The desire to have one clear message and goal to report is part of the problem both articles miss- these issues held up for discussion and redress are complex and simple, involving state and federal and more local solution. Both articles allude to the “hinderance” of such a “diverse message” (Handley) and to the rage against corporate America, but neither conclude the obvious: the collusion between corporate America and elected representatives is the complex explanation yet simple reason behind more than our economic problems.
This is purpose of that othering: Repress the audience from showing support. Business will be horrible even more so were the classes to realize that the wealthiest see them as pagan wage slaves- all of us. The one-percent must at all costs alienate further class versus class, lest the ninety-nine percent realize they are being hoodwinked in numbers enough to rouse the rest from their childish dream of what a free society should look like. I believe it is mainly the editor’s choice on behalf of the business interests who have a financial interest in preventing a unified message from Occupy getting out. The financial goals of the one percent demand keeping the media in business, under the guise of being free. Keeping them in business allows for various messages to work together and stir up those who are angry to be even angrier, much to the amusement of the moderate and plain ignorant. I submit this is the continued dissolution of our Social Contract.
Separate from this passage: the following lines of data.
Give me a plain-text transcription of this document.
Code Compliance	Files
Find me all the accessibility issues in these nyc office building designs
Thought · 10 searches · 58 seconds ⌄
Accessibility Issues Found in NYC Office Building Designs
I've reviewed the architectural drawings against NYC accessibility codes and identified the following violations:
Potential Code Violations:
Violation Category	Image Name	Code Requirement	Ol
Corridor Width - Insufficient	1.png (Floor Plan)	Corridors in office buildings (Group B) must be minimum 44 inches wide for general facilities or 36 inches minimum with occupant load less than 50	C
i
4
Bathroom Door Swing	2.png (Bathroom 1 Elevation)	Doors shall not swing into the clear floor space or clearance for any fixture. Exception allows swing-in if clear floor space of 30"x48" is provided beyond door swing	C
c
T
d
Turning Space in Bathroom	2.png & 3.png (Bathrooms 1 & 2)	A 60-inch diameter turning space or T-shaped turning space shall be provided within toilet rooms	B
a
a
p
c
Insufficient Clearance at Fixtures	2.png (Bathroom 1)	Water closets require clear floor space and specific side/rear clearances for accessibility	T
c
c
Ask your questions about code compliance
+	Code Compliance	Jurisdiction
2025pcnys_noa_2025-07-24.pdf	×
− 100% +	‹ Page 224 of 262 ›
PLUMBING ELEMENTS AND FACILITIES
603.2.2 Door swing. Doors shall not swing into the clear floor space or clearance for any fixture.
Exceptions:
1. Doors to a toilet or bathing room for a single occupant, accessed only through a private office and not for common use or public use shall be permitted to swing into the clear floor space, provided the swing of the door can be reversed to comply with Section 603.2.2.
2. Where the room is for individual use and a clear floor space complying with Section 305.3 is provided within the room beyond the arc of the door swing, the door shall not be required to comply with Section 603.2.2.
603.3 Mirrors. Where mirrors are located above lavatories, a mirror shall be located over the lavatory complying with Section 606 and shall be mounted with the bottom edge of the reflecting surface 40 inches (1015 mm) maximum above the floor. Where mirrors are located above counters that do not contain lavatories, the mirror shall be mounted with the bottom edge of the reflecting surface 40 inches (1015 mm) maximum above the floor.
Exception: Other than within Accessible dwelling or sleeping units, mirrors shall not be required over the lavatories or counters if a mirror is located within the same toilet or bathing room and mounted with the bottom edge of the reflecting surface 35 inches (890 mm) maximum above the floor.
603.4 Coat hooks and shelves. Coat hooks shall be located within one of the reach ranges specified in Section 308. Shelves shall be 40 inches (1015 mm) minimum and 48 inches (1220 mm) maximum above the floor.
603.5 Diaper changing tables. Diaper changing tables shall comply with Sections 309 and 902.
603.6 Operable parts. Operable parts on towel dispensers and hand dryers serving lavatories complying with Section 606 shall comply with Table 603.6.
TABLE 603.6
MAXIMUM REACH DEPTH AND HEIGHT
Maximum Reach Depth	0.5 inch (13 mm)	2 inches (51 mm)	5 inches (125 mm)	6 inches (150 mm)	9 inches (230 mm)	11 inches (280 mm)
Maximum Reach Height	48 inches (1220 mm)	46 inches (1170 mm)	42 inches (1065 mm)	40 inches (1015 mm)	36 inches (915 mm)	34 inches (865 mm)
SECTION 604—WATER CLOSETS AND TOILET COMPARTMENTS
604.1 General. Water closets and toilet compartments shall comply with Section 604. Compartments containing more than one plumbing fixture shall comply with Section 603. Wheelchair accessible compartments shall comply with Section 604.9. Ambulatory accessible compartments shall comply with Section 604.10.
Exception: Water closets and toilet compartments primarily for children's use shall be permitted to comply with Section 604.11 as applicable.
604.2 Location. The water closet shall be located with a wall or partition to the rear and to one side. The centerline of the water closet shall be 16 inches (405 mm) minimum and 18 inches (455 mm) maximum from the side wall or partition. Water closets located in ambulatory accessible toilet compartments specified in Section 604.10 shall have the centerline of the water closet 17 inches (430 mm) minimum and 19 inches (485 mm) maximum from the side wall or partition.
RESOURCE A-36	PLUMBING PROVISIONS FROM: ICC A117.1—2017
On 9-11 we knew that the stated goal of the terrorists demanded government action; if economic destruction was the plan, only spending by the private and government sectors could prove the terrorists have failed. To be against Occupy Wall Street when Occupy Wall Street is clearly asking for government intervention to prevent further economic terror….is to be for the continued effect of the 9-11 terrorists. One side of the aisle in America clings to Austrian economics and Biblical capitalism, taking the stand that at all risk they will be against any government intervention, as such intervention is separation by force from natural rights- all the while claiming that with the state there can be no freedom but daring to call those who disagree “Commies!” The other party is powerless, failing to conceive in time that maybe the Tea Party Congress really does think the President is an usurper and, often complicit as well in the corrupt dealings with odd third-parties in the business of legislating fair governance, they remain largely silent in fulfilling their oath to set about redressing the People’s issues. The biggest and most powerful sponsors of the Tea Party are David and Charles Koch, often through Americas for Prosperity, a voting-bloc powerhouse. The Tea Party and the Occupy Movement are often compared in news reports, though to my knowledge there are no reports of any armed occupiers carrying “we need the blood of a tyrant signs” and the only arrest of a Tea Partier that springs to mind immediately is of a Rand Paul supporter kicking a woman already on the ground in the head at a townhall in Kentucky) David and Charles Koch are both personal and corporate sponsors of ALEC. ALEC (American Legislative Exective Council) is a free-market legislation organization making equal partners of corporation-representatives and voter-elected, well-lobbied legislators. Their intent is not only to delegitimize government, but to repealing all except first Ten Amendments. In creating an atmosphere of anti-statism and through their jointly-owned projects pushing a strict libertarian agenda, the Kochs, ALEC and now the Tea Party have succeeded in creating an America where neighbors blame each other for a much larger force working in purposeful action to divide.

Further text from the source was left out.